Warner ließ seine Familie auf der Insel zurück und kehrte nach England zurück um Männer für die Gründung der Kolonie anzuwerben. Dabei wurde er von Ralph Merrifield unterstützt, einem Händler, der das Kapital zu Verfügung stellte, sowie von den Brüdern John und Samuel Jeaffreson (letzterer war der Vorfahr von Thomas Jefferson, 5. Generation). Die Jeaffresons willigten ein ein zweites Schiff mit Siedlern und Material zu senden. Warner kehrte am 28. Januar 1624 an Bord der Hopewell nach St. Kitts zurück und gründete offiziell die Kolonie "Saint Christopher", die erste englische Kolonie in der Karibik. Er gründete einen Hafen bei Old Road Town, unterhalb von Tegremantes Dorf.
Ankunft der Franzosen
1625 langte ein französischer Kapitän, Pierre Belain d’Esnambuc, auf der Insel an. Er hatte eine ganze Flotte von Kolonisten zusammengestellt in der Hoffnung eine Kolonie auf einer Insel gründen zu können, nachdem er vom Erfolg von Warner auf Saint Kitts gehört hatte. Aber seine Flotte wurde bei einem Treffen mit der Spanischen Armada versenkt. Einzig sein Flaggschiff mit dessen Passagieren überstand den Angriff und langte auf St. Kitts an. Warner erlaubte ihnen aus Mitgefühl, auf der Insel zu siedeln, wodurch Saint Kitts auch die erste französische Siedlung in der Karibik wurde. Sie siedelten sich in den Überresten der Siedlung Dieppe an und bauten die Stadt wieder auf. Warner erlaubte den Franzosen auch weitere Europäer auf die Insel zu holen, auch weil er voraussah, dass die freundliche Haltung der Kalinago gegenüber den Neuankömmlingen langsam schwand.
Genozid an den Kalinago
Warners Bedenken erwiesen sich als berechtigt. In dem Maße, wie die europäische Population auf St. Kitts anwuchs, wuchsen auch die Vorbehalte bei Tegremante. 1626, nach einem geheimen Treffen mit den Häuptlingen der benachbarten Inseln Waitikubuli (Dominica) und Oualie, entschieden die Ureinwohner die europäischen Siedlungen in der Nacht des nächsten Vollmonds anzugreifen. Der Plan wurde den Europäern jedoch durch die Igneri-Frau Barbe verraten.[1] Sie war erst vor kurzem als Sklavin nach St. Kitts gebracht worden, nachdem die Kalianago eine Arawak-Siedlung überfallen hatten. Der französische Historiker Jean Baptiste Du Tertre schreibt, dass sie die Kalinago hasste und in Warner verliebt war.

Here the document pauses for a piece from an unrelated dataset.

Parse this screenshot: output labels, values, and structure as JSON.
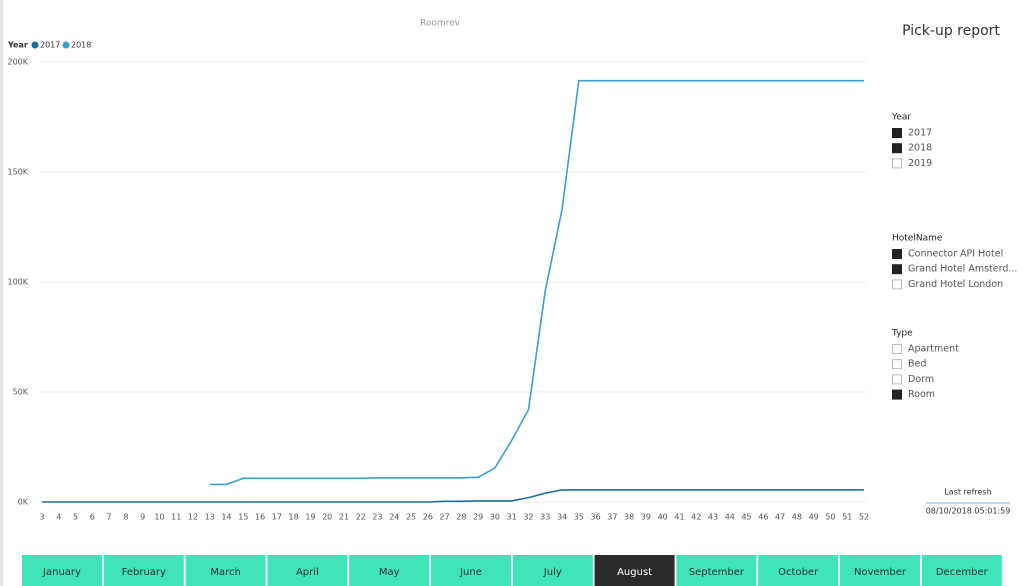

Die Engländer und Franzosen verbündeten sich und griffen bei Nacht die Kariben an. Die Kolonisten töteten etwa 100 oder 120 Kariben in dieser Nacht in ihren Betten und verschonten nur die schönsten Frauen, die sie als Sklavinnen behalten wollten.[2] Dann begannen sie Befestigungen auf der Insel zu errichten um gegen die erwartete Invasion der Kariben von anderen Inseln gewappnet zu sein.
Du Tertre schreibt, dass in der folgenden Schlacht drei- oder viertausend Kariben gegen die Europäer antraten. Er gibt keine Zahl der getöteten Kariben an, aber berichtet, dass die gefallenen „Amerindianer“ am Strand zu einem großen Haufen zusammengetragen wurden. Die Engländer und Franzosen hatten mindestens 100 Tote zu beklagen.[2] Anderen Berichten zufolge wurden in Bloody Point, wo sich damals die Hauptsiedlung der Kalinago auf der Insel befand mehr als 2.000 Kalinago-Männer massakriert wurden. Viele waren von Waitikubuli (Dominica) gekommen um am nächsten Tag die Europäer anzugreifen. Die Europäer warfen die Leichen in den Fluss an der Stelle, wo sich der Zeremonialplatz der Kalinago befand. Wochenlang färbte Blut den Fluss rot, weshalb er den Namen Bloody River erhielt. Die überlebenden Kalinago wurden von den Europäern nach Waitikubuli deportiert.
Diese frühen Berichte sind aus der Sicht der Europäer verfasst und moderne Wissenschaftler und Historiker gehen davon aus, dass viele der Behauptungen verfälscht oder übertrieben waren um das Morden zu rechtfertigen.
Ethnologen haben die Ereignisse in ein neues Licht gerückt. Das Massaker ereignete sich im späten Januar, etwa zur Mitte der Trockenzeit. Die Kalinago bezeichneten diese als die „Jahreszeit des Fledermaus-Mannes“, weil in dieser Zeit so viele Fledermäuse auftreten. Gewöhnlich veranstalteten die Kalinago in dieser Zeit Überfälle auf die Taíno und andere Amerindians um Opfer zur Besänftigung des „Fledermausmannes“ zu erbeuten und sicherzustellen, dass die Trockenzeit zu Ende geht und die Regenzeit („Jahreszeit der Frosch-Frau“) beginnt. Die Kalinago waren von den Insel auf St. Christopher aufgrund seiner Lage zusammengekommen: Die Insel stellte ein Grenzgebiet dar und war Ausgangspunkt für die Raubzüge der Kalinago gegen die Taino. Die Europäer töteten so viele Kalinago und entheiligten deren Ritualplatz um auch die Einwohner der benachbarten Inseln einzuschüchtern.[3]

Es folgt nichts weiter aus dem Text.